Clouzot’s other films include Le corbeau (1943): he evidently had a gift for describing malign, sequestered communities. The arrogance of the schoolboys in Les diaboliques is muted by the fusty atmosphere of the place; the rituals of the dormitory and the washroom and dining room are well observed. The details of the revolting food on offer are hard to get out of your mind: the scene in which Delasalle forces the fragile Christina to swallow a piece of putrescent fish – he tells her with freezing scorn, as she nearly chokes on her food, that the whole school is watching her – is especially nasty. The algae on the swimming pool in which the women have dropped Delasalle’s body are also a powerfully viscous, almost sickening image of the spiritual rottenness at the heart of the film. Without guessing what would happen, I was sure there must be a twist in the tale in order for Les diaboliques not to be far too clinical for its own melodramatic good.
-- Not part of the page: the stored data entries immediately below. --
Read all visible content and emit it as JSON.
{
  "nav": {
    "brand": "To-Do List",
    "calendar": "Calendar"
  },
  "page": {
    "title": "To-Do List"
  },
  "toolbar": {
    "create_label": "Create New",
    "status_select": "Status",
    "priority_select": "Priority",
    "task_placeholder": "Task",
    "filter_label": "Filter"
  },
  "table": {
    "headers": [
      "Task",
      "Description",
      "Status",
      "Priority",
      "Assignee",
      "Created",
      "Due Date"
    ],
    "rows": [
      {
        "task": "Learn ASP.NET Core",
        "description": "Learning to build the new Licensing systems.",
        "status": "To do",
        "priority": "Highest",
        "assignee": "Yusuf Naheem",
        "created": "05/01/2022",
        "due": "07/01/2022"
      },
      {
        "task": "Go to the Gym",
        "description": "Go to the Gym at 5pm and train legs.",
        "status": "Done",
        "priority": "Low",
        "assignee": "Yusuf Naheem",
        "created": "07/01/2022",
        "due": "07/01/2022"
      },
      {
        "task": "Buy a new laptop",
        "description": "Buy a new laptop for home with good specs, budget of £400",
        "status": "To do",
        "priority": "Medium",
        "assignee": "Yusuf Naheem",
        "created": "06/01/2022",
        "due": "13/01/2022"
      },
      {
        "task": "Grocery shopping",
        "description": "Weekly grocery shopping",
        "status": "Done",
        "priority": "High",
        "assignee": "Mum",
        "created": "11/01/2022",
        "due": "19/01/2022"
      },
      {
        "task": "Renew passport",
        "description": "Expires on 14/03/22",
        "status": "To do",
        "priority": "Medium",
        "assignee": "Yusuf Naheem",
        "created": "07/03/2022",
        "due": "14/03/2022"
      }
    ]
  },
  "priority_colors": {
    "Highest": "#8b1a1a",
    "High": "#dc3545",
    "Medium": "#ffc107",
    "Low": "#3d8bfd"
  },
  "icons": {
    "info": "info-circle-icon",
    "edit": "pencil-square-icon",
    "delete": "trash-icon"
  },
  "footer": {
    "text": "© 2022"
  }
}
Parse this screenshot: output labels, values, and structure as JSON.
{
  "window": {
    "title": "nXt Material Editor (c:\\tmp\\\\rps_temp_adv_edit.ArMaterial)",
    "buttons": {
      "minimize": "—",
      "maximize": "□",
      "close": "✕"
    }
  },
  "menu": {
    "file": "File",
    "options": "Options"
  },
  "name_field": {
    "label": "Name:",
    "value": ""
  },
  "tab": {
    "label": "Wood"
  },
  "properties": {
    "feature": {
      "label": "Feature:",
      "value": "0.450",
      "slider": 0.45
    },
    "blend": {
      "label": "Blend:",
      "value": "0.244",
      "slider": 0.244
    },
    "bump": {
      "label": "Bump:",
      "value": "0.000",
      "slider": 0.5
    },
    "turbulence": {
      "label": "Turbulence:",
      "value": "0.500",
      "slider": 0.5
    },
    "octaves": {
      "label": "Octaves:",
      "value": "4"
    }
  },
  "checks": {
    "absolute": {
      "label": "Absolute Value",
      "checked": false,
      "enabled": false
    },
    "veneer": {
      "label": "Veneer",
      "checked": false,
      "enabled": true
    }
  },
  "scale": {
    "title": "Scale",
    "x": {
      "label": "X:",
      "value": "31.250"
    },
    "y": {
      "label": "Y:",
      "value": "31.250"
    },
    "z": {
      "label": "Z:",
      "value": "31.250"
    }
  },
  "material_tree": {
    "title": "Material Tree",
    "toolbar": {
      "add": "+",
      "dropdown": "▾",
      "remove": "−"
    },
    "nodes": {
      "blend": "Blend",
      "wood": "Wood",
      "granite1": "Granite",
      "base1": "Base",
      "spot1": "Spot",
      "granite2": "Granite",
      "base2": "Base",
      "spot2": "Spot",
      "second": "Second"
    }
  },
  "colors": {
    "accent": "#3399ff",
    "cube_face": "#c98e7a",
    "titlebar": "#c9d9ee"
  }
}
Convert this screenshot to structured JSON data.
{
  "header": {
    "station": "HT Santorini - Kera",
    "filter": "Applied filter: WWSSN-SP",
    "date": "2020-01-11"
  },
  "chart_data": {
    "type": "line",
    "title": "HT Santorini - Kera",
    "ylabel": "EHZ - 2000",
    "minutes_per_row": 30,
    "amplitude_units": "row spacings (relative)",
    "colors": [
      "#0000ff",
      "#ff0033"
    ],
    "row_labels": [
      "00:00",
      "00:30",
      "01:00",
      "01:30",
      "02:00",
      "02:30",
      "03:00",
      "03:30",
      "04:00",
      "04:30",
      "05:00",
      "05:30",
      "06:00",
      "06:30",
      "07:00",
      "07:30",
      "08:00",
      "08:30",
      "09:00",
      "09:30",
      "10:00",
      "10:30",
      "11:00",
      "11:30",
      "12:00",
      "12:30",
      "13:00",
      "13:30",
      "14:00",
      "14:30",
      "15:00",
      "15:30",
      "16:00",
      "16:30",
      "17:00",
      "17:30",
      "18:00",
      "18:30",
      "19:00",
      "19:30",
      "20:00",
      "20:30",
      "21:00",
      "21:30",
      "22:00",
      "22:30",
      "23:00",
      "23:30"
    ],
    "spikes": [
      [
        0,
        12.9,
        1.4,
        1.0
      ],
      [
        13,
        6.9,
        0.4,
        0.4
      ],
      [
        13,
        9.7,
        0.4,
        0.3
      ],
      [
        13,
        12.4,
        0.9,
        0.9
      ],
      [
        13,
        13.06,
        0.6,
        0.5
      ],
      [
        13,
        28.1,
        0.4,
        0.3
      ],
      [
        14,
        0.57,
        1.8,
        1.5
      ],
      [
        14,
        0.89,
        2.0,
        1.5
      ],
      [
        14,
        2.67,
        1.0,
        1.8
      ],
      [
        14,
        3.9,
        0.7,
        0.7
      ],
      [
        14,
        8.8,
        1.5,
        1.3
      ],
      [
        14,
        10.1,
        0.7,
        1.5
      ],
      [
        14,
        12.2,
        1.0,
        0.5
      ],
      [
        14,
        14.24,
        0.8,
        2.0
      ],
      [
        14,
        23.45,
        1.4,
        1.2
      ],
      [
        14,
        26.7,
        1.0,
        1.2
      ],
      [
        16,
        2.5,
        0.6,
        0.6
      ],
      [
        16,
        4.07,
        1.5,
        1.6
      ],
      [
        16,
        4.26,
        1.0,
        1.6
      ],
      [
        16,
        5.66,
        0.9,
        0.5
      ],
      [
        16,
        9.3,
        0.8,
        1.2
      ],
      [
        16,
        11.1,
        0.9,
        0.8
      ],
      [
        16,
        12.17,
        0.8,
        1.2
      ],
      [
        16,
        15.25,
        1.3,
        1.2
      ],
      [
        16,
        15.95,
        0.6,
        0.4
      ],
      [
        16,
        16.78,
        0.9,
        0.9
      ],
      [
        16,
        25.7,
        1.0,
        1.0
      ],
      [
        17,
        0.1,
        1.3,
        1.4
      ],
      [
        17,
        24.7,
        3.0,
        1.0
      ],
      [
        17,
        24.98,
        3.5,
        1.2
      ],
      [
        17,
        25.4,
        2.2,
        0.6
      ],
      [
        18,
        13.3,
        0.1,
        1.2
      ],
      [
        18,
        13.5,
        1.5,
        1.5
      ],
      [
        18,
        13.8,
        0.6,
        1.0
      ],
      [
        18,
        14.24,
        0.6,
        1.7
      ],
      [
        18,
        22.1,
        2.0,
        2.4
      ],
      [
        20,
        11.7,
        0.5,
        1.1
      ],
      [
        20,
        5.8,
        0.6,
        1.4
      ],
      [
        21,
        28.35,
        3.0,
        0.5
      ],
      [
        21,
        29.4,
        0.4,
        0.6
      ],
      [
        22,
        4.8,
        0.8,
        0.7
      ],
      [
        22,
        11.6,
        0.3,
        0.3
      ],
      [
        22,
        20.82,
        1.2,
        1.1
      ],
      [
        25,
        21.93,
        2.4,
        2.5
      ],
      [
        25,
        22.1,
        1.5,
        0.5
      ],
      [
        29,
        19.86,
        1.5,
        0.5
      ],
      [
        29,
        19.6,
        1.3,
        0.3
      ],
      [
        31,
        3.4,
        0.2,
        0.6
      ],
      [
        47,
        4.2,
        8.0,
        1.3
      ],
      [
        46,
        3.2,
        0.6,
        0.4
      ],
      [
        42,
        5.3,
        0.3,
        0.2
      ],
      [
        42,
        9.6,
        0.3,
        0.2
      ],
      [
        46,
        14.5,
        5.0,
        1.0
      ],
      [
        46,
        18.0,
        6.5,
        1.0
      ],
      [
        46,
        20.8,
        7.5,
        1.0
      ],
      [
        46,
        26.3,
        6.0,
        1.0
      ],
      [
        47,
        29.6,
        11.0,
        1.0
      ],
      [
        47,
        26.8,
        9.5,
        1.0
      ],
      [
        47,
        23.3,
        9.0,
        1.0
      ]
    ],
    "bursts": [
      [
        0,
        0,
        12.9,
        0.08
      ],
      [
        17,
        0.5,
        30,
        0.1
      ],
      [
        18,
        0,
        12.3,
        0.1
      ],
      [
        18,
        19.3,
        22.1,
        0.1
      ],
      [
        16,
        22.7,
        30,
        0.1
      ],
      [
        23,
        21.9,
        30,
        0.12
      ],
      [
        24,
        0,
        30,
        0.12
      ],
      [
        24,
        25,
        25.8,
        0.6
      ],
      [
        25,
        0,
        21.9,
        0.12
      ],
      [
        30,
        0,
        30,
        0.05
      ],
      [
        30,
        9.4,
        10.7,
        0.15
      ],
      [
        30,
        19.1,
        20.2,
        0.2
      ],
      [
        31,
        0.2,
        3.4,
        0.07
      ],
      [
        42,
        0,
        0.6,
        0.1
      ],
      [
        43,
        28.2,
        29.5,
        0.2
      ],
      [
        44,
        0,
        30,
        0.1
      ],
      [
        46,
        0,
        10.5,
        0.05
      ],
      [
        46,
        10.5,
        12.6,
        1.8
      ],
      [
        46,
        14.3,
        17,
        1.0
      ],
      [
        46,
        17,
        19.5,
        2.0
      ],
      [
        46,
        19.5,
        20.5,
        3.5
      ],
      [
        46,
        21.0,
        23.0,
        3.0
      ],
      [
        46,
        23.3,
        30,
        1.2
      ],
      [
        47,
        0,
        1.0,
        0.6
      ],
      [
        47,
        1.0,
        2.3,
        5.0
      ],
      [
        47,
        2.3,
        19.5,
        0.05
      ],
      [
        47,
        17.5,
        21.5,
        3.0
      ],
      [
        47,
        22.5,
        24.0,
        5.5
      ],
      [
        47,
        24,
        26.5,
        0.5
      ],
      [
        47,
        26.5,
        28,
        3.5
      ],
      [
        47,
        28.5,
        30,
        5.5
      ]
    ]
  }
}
That twist is clever and the whole piece is very accomplished but I didn’t like it. In spite of claims to the contrary in the BFI programme note, I thought the tone was flippant – or at least that there was a gloating edge to the director’s misanthropy (which brought to mind the Coen brothers). Because of the way he works the audience in Les diaboliques, it’s understandable for Clouzot to be compared with Hitchcock but you can feel the latter’s pleasure in being in charge. His amused authority is a lot more engaging than Clouzot’s pessimistic sense of superiority.